The current ex has seen the recently completed Independence-variant littoral combat ship USS Mobile (LCS 26), in a good sort of flag waving use for the class, hanging out in and around Sattahip, Thailand for CARAT 29 8-16 May.

Besides the normal feel-good ship tours, festivities, and community relations events, Mobile got some underway formation time with three Thai assets that are very interesting in the respect that two are Chinese exported warships and while the third is a rather modern ROK-built vessel.

These included:

HTMS Naresuan (FFG-421), a modified version of the 3,000-ton Chinese-made Type 053 frigate, albeit outfitted with largely 1980s American gear.

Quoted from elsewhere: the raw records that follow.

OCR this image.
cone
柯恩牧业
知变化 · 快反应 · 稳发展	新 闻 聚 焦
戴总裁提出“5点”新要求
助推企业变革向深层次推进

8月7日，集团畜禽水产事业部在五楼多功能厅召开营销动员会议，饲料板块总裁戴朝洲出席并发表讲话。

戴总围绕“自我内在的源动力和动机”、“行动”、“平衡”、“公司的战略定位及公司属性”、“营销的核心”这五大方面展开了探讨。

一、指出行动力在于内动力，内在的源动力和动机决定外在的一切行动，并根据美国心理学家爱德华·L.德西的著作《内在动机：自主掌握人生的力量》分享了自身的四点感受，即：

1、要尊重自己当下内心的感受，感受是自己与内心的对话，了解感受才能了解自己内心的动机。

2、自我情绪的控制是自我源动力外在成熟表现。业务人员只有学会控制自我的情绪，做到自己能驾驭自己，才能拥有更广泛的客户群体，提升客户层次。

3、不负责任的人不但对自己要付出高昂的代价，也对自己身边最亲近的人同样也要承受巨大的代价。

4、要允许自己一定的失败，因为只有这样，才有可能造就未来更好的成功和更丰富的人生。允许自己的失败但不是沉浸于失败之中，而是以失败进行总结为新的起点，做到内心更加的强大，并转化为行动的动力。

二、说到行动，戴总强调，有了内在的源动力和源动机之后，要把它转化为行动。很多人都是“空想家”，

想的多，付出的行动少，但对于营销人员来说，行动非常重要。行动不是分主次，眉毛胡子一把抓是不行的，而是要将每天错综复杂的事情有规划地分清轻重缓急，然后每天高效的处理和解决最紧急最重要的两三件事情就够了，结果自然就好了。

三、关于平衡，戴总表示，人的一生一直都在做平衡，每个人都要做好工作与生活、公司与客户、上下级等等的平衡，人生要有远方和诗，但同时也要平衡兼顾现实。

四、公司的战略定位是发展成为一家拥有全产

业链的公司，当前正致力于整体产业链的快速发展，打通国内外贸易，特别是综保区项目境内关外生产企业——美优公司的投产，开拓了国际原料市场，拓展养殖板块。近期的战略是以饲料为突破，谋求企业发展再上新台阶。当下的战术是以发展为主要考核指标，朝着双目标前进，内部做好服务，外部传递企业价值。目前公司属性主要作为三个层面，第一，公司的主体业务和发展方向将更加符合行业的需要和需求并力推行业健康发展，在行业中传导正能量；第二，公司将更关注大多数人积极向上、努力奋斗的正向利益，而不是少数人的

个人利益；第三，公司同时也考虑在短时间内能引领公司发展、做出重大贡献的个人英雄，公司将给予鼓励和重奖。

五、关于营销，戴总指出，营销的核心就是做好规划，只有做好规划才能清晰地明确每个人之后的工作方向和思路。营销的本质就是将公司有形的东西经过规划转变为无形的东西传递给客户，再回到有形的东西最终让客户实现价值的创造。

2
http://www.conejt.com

HTMS Bangpakong (FFG-456), a 2,000-ton variant of the Chinese-built Type 053H2 frigate complete with YJ-8/C-801 anti-ship missiles and a full Eye Shield/Square Tie/Sun Visor/Rice Lamp sensor/EW suite. While dated, it is always nice to get an up-close look at stuff like that from both ends.

HTMS Bhumibol Adulyadej (FFG-471), a 3,700-ton variant of the So Korean Gwanggaeto the Great-class “stealth” frigates. She only entered service a few years ago and has a mix of European sensors and American weapons.